Islande : jusqu’à 24.000 euros de dettes par ménage annulée

Islande :  jusqu’à 24.000 euros de dettes par ménage annulée

 

 

Après de longs mois de tractations, le gouvernement de coalition a présenté des mesures d’un coût évalué à 150 milliards de couronnes (plus de 900 millions d’euros) sur quatre ans.  La mesure-phare est la réduction du principal de la dette pour les ménages ayant contracté un emprunt immobilier indexé sur l’inflation (ce qui correspond à la grande majorité des cas), sans conditions de revenus.
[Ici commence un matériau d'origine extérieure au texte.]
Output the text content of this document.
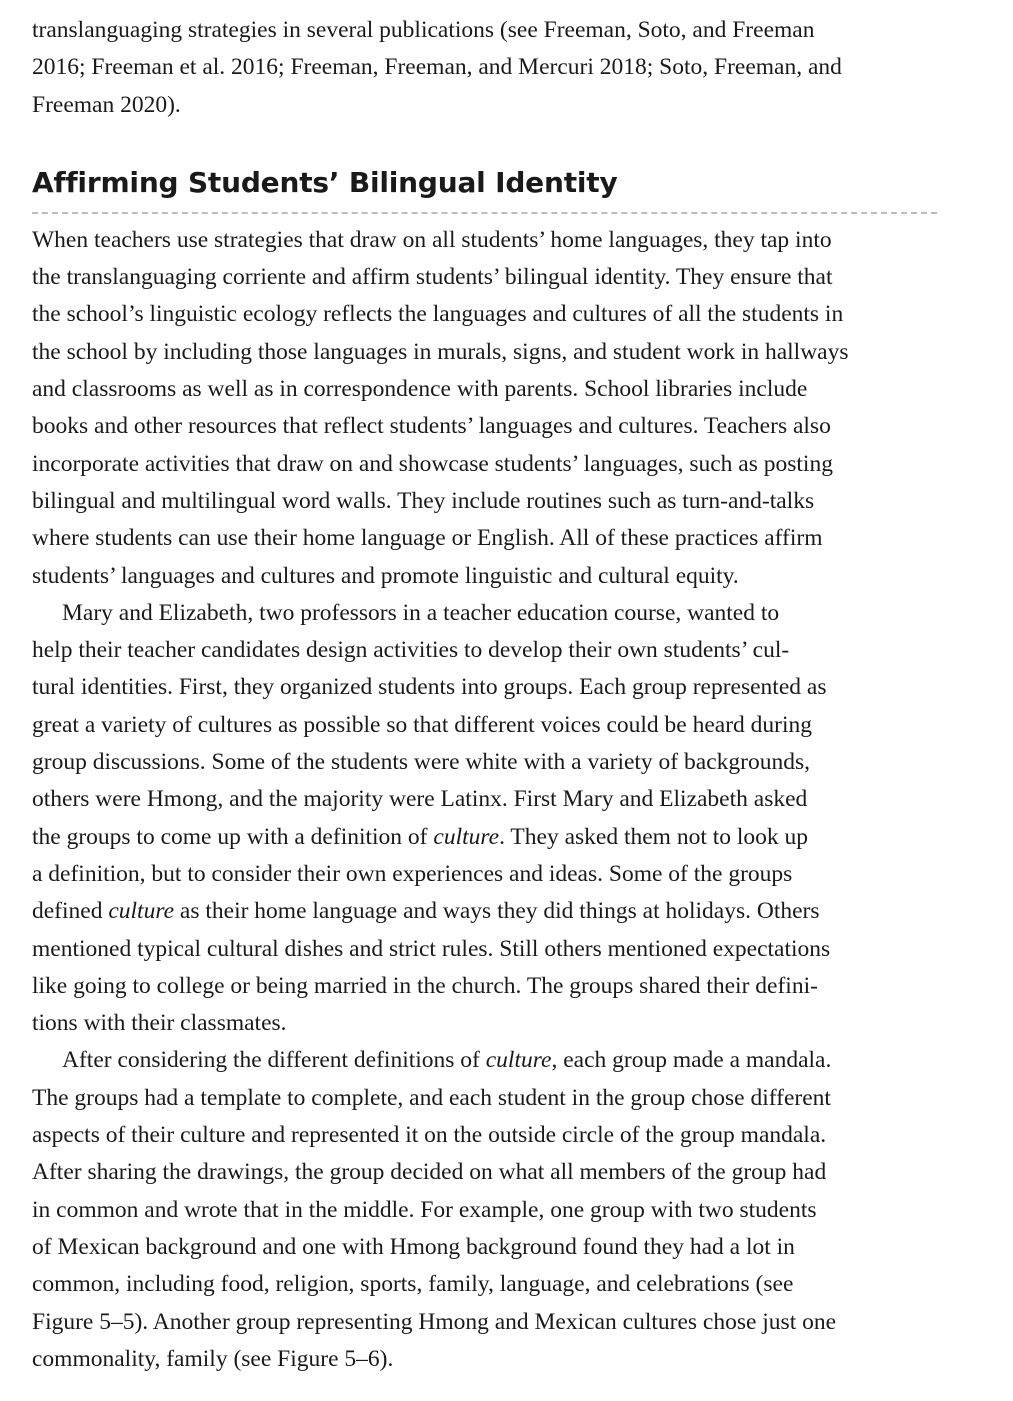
translanguaging strategies in several publications (see Freeman, Soto, and Freeman
2016; Freeman et al. 2016; Freeman, Freeman, and Mercuri 2018; Soto, Freeman, and
Freeman 2020).

Affirming Students’ Bilingual Identity

When teachers use strategies that draw on all students’ home languages, they tap into
the translanguaging corriente and affirm students’ bilingual identity. They ensure that
the school’s linguistic ecology reflects the languages and cultures of all the students in
the school by including those languages in murals, signs, and student work in hallways
and classrooms as well as in correspondence with parents. School libraries include
books and other resources that reflect students’ languages and cultures. Teachers also
incorporate activities that draw on and showcase students’ languages, such as posting
bilingual and multilingual word walls. They include routines such as turn-and-talks
where students can use their home language or English. All of these practices affirm
students’ languages and cultures and promote linguistic and cultural equity.

Mary and Elizabeth, two professors in a teacher education course, wanted to
help their teacher candidates design activities to develop their own students’ cul-
tural identities. First, they organized students into groups. Each group represented as
great a variety of cultures as possible so that different voices could be heard during
group discussions. Some of the students were white with a variety of backgrounds,
others were Hmong, and the majority were Latinx. First Mary and Elizabeth asked
the groups to come up with a definition of culture. They asked them not to look up
a definition, but to consider their own experiences and ideas. Some of the groups
defined culture as their home language and ways they did things at holidays. Others
mentioned typical cultural dishes and strict rules. Still others mentioned expectations
like going to college or being married in the church. The groups shared their defini-
tions with their classmates.

After considering the different definitions of culture, each group made a mandala.
The groups had a template to complete, and each student in the group chose different
aspects of their culture and represented it on the outside circle of the group mandala.
After sharing the drawings, the group decided on what all members of the group had
in common and wrote that in the middle. For example, one group with two students
of Mexican background and one with Hmong background found they had a lot in
common, including food, religion, sports, family, language, and celebrations (see
Figure 5–5). Another group representing Hmong and Mexican cultures chose just one
commonality, family (see Figure 5–6).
Cet allégement de dettes, qui dépend du montant emprunté, est plafonné à quatre millions de couronnes (24.400 euros).   »80% à peu près des ménages vont être directement touchés, mais tous les ménages islandais vont en tirer profit, entre autres grâce à une croissance (économique) et un pouvoir d’achat accrus », a déclaré M. Gunnlaugsson.  L’autre mesure est une exemption d’impôt pour les ménages puisant dans leur épargne-retraite pour rembourser leur emprunt immobilier.  Les banques en Islande ne proposaient pratiquement que des emprunts indexés avant l’effondrement du système financier en 2008. Or, la profonde crise financière traversée par ce pays a fait chuter la couronne islandaise, alimentant une inflation qui a fait grimper la dette des ménages.   »Actuellement, la dette des ménages équivaut à 108% du PIB, ce qui est élevé au plan international. (…) La mesure va doper le revenu disponible des ménages et encourager l’épargne », a affirmé le gouvernement dans un communiqué.  Le financement sera assuré par une taxation des banques et des fonds qui gèrent les actifs des banques ayant fait faillite en 2008.  Depuis qu’il a pris ses fonctions, le Premier ministre a assuré que le plan ne devrait pas accroître la dette publique.   »Nous pensons qu’il n’y a aucune doute sur le fait que cette taxe puisse être mise en place. Et si elle doit être attaquée, nous la défendrons jusqu’à la juridiction la plus élevée », a pour sa part déclaré le ministre des Finances Bjarni Benediktsson à la télévision publique Ruv.  Les allégements de dettes doivent commencer « vers la mi-2014″, a précisé le gouvernement.